彩side






誰のものなのかも、分からない血が
私の手を真っ赤に染めていた。

蛇口から流れ出す透明な水が
それによって赤く濁る。


「うわ、手切れてるやん。」


どうやら私の血も混ざっていたようだ。


「あんな彩、久しぶりに見たわ。」


隣で同じく水道に向かう百花はそう言った。


「もうな、一生
喋られへんようにしたろ思って。」


血を洗い流した私は、さっきまでの姿が
まるで嘘のように跡形もない状態に戻る。


「こう見るとやっぱり
普通の女子高生やねんな、彩って。 
あれだけやって
なんで顔に傷一つないねんな!」


「やっぱ実力ちゃう? 
顔なんか絶対、傷つけさせへんわ。
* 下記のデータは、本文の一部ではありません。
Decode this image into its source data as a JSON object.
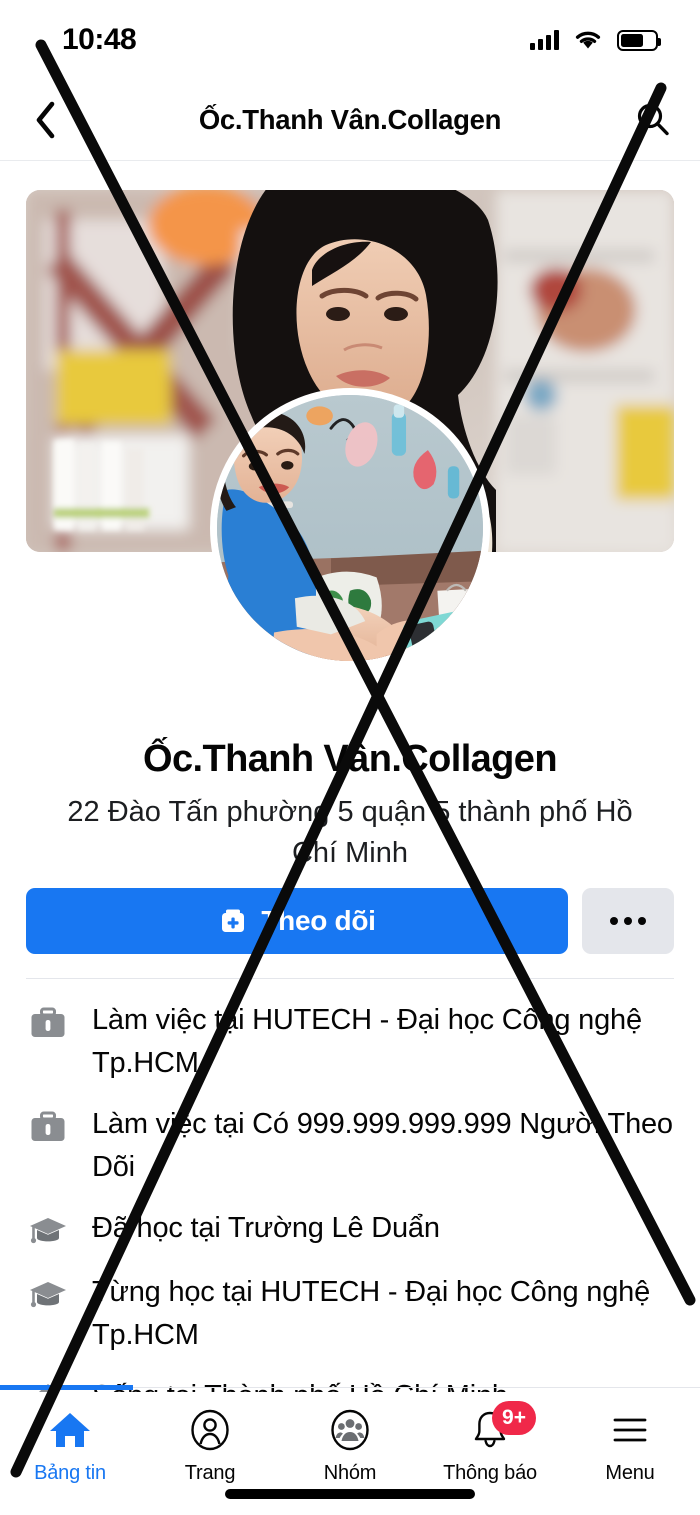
{
  "status_bar": {
    "time": "10:48",
    "signal_icon": "cellular-signal-icon",
    "wifi_icon": "wifi-icon",
    "battery_icon": "battery-icon"
  },
  "header": {
    "back_icon": "chevron-left-icon",
    "title": "Ốc.Thanh Vân.Collagen",
    "search_icon": "search-icon"
  },
  "profile": {
    "cover_photo_alt": "cover-photo",
    "avatar_alt": "profile-avatar",
    "name": "Ốc.Thanh Vân.Collagen",
    "address": "22 Đào Tấn phường 5 quận 5 thành phố Hồ Chí Minh"
  },
  "actions": {
    "follow_label": "Theo dõi",
    "follow_icon": "follow-plus-icon",
    "follow_color": "#1877f2",
    "more_icon": "more-dots-icon",
    "more_color": "#e4e6eb"
  },
  "info_items": [
    {
      "icon": "briefcase-icon",
      "text": "Làm việc tại HUTECH - Đại học Công nghệ Tp.HCM"
    },
    {
      "icon": "briefcase-icon",
      "text": "Làm việc tại Có 999.999.999.999 Người Theo Dõi"
    },
    {
      "icon": "graduation-cap-icon",
      "text": "Đã học tại Trường Lê Duẩn"
    },
    {
      "icon": "graduation-cap-icon",
      "text": "Từng học tại HUTECH - Đại học Công nghệ Tp.HCM"
    },
    {
      "icon": "home-icon",
      "text": "Sống tại Thành phố Hồ Chí Minh"
    }
  ],
  "bottom_nav": {
    "active_color": "#1877f2",
    "badge_color": "#f02849",
    "items": [
      {
        "icon": "home-icon",
        "label": "Bảng tin",
        "active": true,
        "badge": ""
      },
      {
        "icon": "pages-profile-icon",
        "label": "Trang",
        "active": false,
        "badge": ""
      },
      {
        "icon": "groups-icon",
        "label": "Nhóm",
        "active": false,
        "badge": ""
      },
      {
        "icon": "bell-icon",
        "label": "Thông báo",
        "active": false,
        "badge": "9+"
      },
      {
        "icon": "hamburger-menu-icon",
        "label": "Menu",
        "active": false,
        "badge": ""
      }
    ]
  },
  "overlay": {
    "type": "black-x-cross-annotation",
    "color": "#0a0a0a"
  }
}
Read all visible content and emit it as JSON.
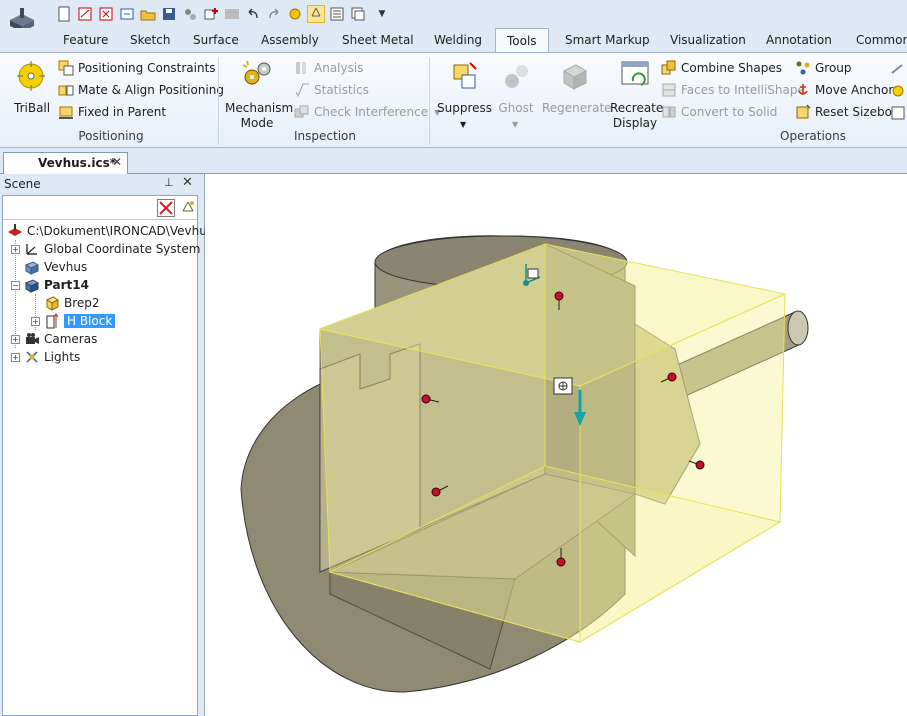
{
  "quick_access": {
    "icons": [
      "new-icon",
      "new-drawing-icon",
      "new-part-icon",
      "open-catalog-icon",
      "open-icon",
      "save-icon",
      "bom-icon",
      "add-icon",
      "catalog-browser-icon",
      "undo-icon",
      "redo-icon",
      "triball-quick-icon",
      "scene-browser-icon",
      "properties-icon",
      "window-icon"
    ]
  },
  "tabs": [
    {
      "label": "Feature"
    },
    {
      "label": "Sketch"
    },
    {
      "label": "Surface"
    },
    {
      "label": "Assembly"
    },
    {
      "label": "Sheet Metal"
    },
    {
      "label": "Welding"
    },
    {
      "label": "Tools"
    },
    {
      "label": "Smart Markup"
    },
    {
      "label": "Visualization"
    },
    {
      "label": "Annotation"
    },
    {
      "label": "Common"
    }
  ],
  "ribbon": {
    "positioning": {
      "label": "Positioning",
      "triball": "TriBall",
      "positioning_constraints": "Positioning Constraints",
      "mate_align": "Mate & Align Positioning",
      "fixed_in_parent": "Fixed in Parent"
    },
    "inspection": {
      "label": "Inspection",
      "mechanism_mode_line1": "Mechanism",
      "mechanism_mode_line2": "Mode",
      "analysis": "Analysis",
      "statistics": "Statistics",
      "check_interference": "Check Interference"
    },
    "operations": {
      "label": "Operations",
      "suppress": "Suppress",
      "ghost": "Ghost",
      "regenerate": "Regenerate",
      "recreate_line1": "Recreate",
      "recreate_line2": "Display",
      "combine_shapes": "Combine Shapes",
      "faces_to_intellishape": "Faces to IntelliShape",
      "convert_to_solid": "Convert to Solid",
      "group": "Group",
      "move_anchor": "Move Anchor",
      "reset_sizebox": "Reset Sizebox"
    }
  },
  "document": {
    "tab_label": "Vevhus.ics*",
    "close": "✕"
  },
  "scene": {
    "title": "Scene",
    "pin": "⊥",
    "close": "✕",
    "tree": [
      {
        "label": "C:\\Dokument\\IRONCAD\\Vevhus",
        "icon": "file-icon"
      },
      {
        "label": "Global Coordinate System",
        "icon": "axes-icon"
      },
      {
        "label": "Vevhus",
        "icon": "assembly-icon"
      },
      {
        "label": "Part14",
        "icon": "part-icon"
      },
      {
        "label": "Brep2",
        "icon": "brep-icon"
      },
      {
        "label": "H Block",
        "icon": "block-icon"
      },
      {
        "label": "Cameras",
        "icon": "camera-icon"
      },
      {
        "label": "Lights",
        "icon": "light-icon"
      }
    ]
  },
  "colors": {
    "ribbon_bg": "#e8eff8",
    "frame": "#dfe9f5",
    "selection": "#3399ff",
    "model_body": "#8f8a72",
    "sizebox": "#f4f29a",
    "handle_red": "#c8102e"
  }
}
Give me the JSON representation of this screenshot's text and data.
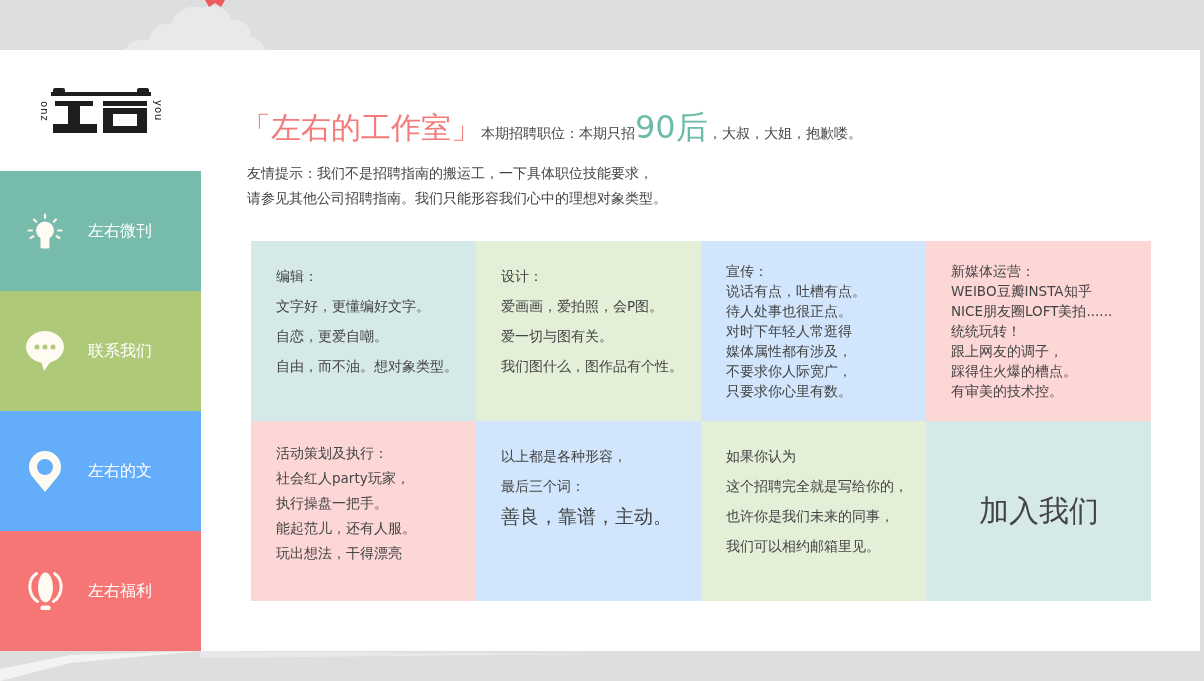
{
  "logo": {
    "left_text": "zuo",
    "right_text": "you"
  },
  "nav": [
    {
      "label": "左右微刊",
      "color": "#76bbac"
    },
    {
      "label": "联系我们",
      "color": "#aec978"
    },
    {
      "label": "左右的文",
      "color": "#63adfb"
    },
    {
      "label": "左右福利",
      "color": "#f67676"
    }
  ],
  "header": {
    "title": "「左右的工作室」",
    "recruit_prefix": "本期招聘职位：本期只招",
    "recruit_highlight": "90后",
    "recruit_suffix": "，大叔，大姐，抱歉喽。",
    "tip_lines": [
      "友情提示：我们不是招聘指南的搬运工，一下具体职位技能要求，",
      "请参见其他公司招聘指南。我们只能形容我们心中的理想对象类型。"
    ]
  },
  "cards": [
    {
      "kind": "spaced",
      "color": "#d5eae8",
      "heading": "编辑：",
      "lines": [
        "文字好，更懂编好文字。",
        "自恋，更爱自嘲。",
        "自由，而不油。想对象类型。"
      ]
    },
    {
      "kind": "spaced",
      "color": "#e4efd8",
      "heading": "设计：",
      "lines": [
        "爱画画，爱拍照，会P图。",
        "爱一切与图有关。",
        "我们图什么，图作品有个性。"
      ]
    },
    {
      "kind": "compact",
      "color": "#d1e6fc",
      "heading": "宣传：",
      "lines": [
        "说话有点，吐槽有点。",
        "待人处事也很正点。",
        "对时下年轻人常逛得",
        "媒体属性都有涉及，",
        "不要求你人际宽广，",
        "只要求你心里有数。"
      ]
    },
    {
      "kind": "compact",
      "color": "#fdd6d6",
      "heading": "新媒体运营：",
      "lines": [
        "WEIBO豆瓣INSTA知乎",
        "NICE朋友圈LOFT美拍......",
        "统统玩转！",
        "跟上网友的调子，",
        "踩得住火爆的槽点。",
        "有审美的技术控。"
      ]
    },
    {
      "kind": "snug",
      "color": "#fdd6d6",
      "heading": "活动策划及执行：",
      "lines": [
        "社会红人party玩家，",
        "执行操盘一把手。",
        "能起范儿，还有人服。",
        "玩出想法，干得漂亮"
      ]
    },
    {
      "kind": "motto",
      "color": "#d1e6fc",
      "lines": [
        "以上都是各种形容，",
        "最后三个词："
      ],
      "motto": "善良，靠谱，主动。"
    },
    {
      "kind": "paragraph",
      "color": "#e4efd8",
      "lines": [
        "如果你认为",
        "这个招聘完全就是写给你的，",
        "也许你是我们未来的同事，",
        "我们可以相约邮箱里见。"
      ]
    },
    {
      "kind": "cta",
      "color": "#d5eae8",
      "label": "加入我们"
    }
  ]
}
」



そう言って、勝ち誇ったように笑う。





そして


「ほな、帰ろか。」





家までの帰り道、
鏡で何度も顔をチェックする。


「ただいま。」


一応声をかけるが、
誰とも会わず部屋へ向かう。


成績優秀で何をやらせても
比較的上手くこなす私は
家族からも信頼されていた。

実は私はヤンキーです。
なんて言えるはずもなく、
家ではいい子を演じていた。

喧嘩で帰りが遅い時はバンドの練習、
怪我して帰った時は派手に転んだなんて
嘘を並べては誤魔化し続けた。




「彩?今日も百花ちゃんと練習やったん?」


一階からママの声がする。
逃げて自分の部屋に来たつもりやったのに。



部屋に入ってきたママは、


「百花ちゃんと仲良くなってから
毎日楽しそうでいいね。ママ安心したわ。」


毎日楽しそうな理由が喧嘩なんて
口が裂けても言えへん。
そんなこと言ったらきっと
ママを悲しませてしまう。


「今度のイベントの練習が忙しくてな。」


「また見に行ってもええ? 
毎日こんな遅くまで頑張ってるんやもん。
ママ、彩が歌ってるとこ見たいわ。」






嬉しそうに笑うママに私は
頷くことしかできなくて、
それと同時に激しい罪悪感に襲われた。